6.2 De raad weegt in het voordeel van verweerder mee dat verweerder ter zitting heeft meegedeeld het laakbare van zijn handelen in te zien. Hij heeft toegelicht dat en op welke wijze hij van deze klachtprocedure heeft geleerd. Zo maakt verweerder nu bijvoorbeeld in iedere nieuwe zaak een aparte opdrachtsbevestiging. Daar komt bij dat de raad uit het klachtdossier en het verhandelde ter zitting de indruk heeft gekregen dat verweerder met zijn handelen niet het oogmerk had zichzelf te verrijken.
6.3 Alles overziend acht de raad een berisping passend en geboden.

7 GRIFFIERECHT EN KOSTENVEROORDELING
7.1 Omdat de raad de klacht gedeeltelijk gegrond verklaart, moet verweerder op grond van artikel 46e lid 5 Advocatenwet het door klaagster betaalde griffierecht van € 50,- aan haar  vergoeden binnen vier weken nadat deze beslissing onherroepelijk is geworden. Klaagster  geeft binnen twee weken na de datum van deze beslissing haar rekeningnummer schriftelijk aan verweerder door.
7.2 Nu de raad een maatregel oplegt, zal de raad verweerder daarnaast op grond van artikel 48ac lid 1 Advocatenwet veroordelen in de volgende proceskosten:
a) € 50,- aan forfaitaire reiskosten van klaagster;
b) € 750,- kosten van de Nederlandse Orde van Advocaten en
c) € 500,- kosten van de Staat.
7.3 Verweerder moet het bedrag van € 50,- aan forfaitaire reiskosten binnen vier weken nadat deze beslissing onherroepelijk is geworden, betalen aan klaagster. Klaagster geeft binnen twee weken na de datum van deze beslissing haar rekeningnummer schriftelijk aan verweerder door.

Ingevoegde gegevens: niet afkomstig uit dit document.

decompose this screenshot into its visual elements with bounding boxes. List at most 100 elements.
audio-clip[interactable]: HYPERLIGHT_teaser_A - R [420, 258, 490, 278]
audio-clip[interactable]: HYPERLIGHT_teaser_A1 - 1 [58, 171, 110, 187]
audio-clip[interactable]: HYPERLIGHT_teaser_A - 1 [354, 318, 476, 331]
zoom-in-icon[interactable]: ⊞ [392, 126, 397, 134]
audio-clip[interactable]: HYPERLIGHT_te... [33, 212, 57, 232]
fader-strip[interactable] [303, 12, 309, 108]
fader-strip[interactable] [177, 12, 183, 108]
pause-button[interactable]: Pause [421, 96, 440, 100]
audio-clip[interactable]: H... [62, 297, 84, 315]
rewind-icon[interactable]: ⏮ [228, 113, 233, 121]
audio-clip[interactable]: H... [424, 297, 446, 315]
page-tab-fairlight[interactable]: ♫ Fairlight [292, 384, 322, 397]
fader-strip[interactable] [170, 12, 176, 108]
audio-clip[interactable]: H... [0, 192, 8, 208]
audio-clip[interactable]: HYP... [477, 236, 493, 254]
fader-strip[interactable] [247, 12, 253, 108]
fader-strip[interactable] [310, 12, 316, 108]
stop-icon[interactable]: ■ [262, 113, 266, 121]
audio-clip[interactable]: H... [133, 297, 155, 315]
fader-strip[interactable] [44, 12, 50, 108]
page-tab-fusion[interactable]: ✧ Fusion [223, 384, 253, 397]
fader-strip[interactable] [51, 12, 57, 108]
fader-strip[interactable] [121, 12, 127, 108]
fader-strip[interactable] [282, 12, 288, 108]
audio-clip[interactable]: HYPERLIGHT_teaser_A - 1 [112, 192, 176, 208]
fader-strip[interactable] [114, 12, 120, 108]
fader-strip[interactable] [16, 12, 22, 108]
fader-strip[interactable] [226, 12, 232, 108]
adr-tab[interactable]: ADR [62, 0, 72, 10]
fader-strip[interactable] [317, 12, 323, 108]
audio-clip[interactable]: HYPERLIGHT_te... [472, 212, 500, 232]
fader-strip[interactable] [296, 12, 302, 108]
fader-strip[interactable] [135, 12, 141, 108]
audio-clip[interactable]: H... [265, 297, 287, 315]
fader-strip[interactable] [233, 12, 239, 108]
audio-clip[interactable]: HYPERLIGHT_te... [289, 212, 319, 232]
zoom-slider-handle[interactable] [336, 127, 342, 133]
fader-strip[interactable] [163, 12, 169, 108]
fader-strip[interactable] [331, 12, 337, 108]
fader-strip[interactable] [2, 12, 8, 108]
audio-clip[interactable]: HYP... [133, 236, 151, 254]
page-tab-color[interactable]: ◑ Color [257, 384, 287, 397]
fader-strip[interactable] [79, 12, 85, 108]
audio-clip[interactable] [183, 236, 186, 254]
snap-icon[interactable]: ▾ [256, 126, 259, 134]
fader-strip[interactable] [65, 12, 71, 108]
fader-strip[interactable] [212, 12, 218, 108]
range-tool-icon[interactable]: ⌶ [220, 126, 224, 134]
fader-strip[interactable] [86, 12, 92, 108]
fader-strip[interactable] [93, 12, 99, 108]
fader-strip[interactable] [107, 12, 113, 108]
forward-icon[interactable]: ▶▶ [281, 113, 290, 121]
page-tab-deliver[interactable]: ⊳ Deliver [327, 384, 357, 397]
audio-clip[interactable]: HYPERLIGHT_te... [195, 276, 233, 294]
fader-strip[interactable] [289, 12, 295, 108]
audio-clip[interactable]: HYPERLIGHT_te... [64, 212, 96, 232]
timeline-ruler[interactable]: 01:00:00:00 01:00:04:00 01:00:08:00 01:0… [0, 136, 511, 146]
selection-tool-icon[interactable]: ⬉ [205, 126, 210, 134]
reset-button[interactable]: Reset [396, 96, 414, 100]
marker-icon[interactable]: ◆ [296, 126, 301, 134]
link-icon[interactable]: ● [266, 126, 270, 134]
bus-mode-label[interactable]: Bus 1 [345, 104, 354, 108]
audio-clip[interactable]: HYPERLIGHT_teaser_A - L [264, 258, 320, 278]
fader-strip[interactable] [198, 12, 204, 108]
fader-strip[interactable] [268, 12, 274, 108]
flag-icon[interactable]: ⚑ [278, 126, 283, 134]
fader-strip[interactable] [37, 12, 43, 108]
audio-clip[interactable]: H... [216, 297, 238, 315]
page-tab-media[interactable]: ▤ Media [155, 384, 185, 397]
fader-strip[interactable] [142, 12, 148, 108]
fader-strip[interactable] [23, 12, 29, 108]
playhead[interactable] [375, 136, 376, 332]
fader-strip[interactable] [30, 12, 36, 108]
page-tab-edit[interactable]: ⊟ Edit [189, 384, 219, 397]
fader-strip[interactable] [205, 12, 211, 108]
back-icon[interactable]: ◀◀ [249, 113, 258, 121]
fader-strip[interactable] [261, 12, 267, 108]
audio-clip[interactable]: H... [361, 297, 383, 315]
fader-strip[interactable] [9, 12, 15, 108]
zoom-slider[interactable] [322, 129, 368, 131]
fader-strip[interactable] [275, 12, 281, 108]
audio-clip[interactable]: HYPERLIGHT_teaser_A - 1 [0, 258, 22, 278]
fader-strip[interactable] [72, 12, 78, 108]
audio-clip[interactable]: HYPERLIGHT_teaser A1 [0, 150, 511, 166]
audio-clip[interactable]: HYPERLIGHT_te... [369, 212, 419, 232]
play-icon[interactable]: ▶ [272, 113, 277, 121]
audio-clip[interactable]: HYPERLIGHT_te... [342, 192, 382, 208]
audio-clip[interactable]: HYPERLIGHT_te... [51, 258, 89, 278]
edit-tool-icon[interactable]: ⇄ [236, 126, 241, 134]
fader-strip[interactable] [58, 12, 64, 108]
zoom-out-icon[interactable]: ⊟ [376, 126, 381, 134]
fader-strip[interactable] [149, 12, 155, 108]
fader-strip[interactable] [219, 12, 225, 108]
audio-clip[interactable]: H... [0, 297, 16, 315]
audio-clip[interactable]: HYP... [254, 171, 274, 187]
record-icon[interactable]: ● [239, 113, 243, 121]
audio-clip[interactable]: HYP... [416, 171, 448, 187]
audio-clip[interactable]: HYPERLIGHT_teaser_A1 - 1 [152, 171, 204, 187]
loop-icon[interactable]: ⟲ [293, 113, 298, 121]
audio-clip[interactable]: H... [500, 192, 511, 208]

7.4 Verweerder moet het bedrag van € 1.250,- (het totaal van de in 7.2 onder b en c genoemde kosten) binnen vier weken nadat deze beslissing onherroepelijk is geworden, overmaken naar rekeningnummer lBAN: NL85 lNGB 0000 0790 00, BIC: INGBNL2A, Nederlandse Orde van Advocaten, Den Haag, onder vermelding van “kostenveroordeling raad van discipline" en het zaaknummer 22-529/AL/MN.

BESLISSING
De raad van discipline:
- verklaart de klachtonderdelen a) en b) gegrond;
- verklaart klachtonderdeel c) ongegrond;
- legt aan verweerder de maatregel van berisping op;
- veroordeelt verweerder tot betaling van het griffierecht van € 50,- aan klaagster;
- veroordeelt verweerder tot betaling van de reiskosten van € 50,- aan klaagster, op de manier en binnen de termijn als hiervóór bepaald in 7.3;
- veroordeelt verweerder tot betaling van de proceskosten van € 1.250,- aan de Nederlandse Orde van Advocaten, op de manier en binnen de termijn als hiervóór bepaald in 7.4.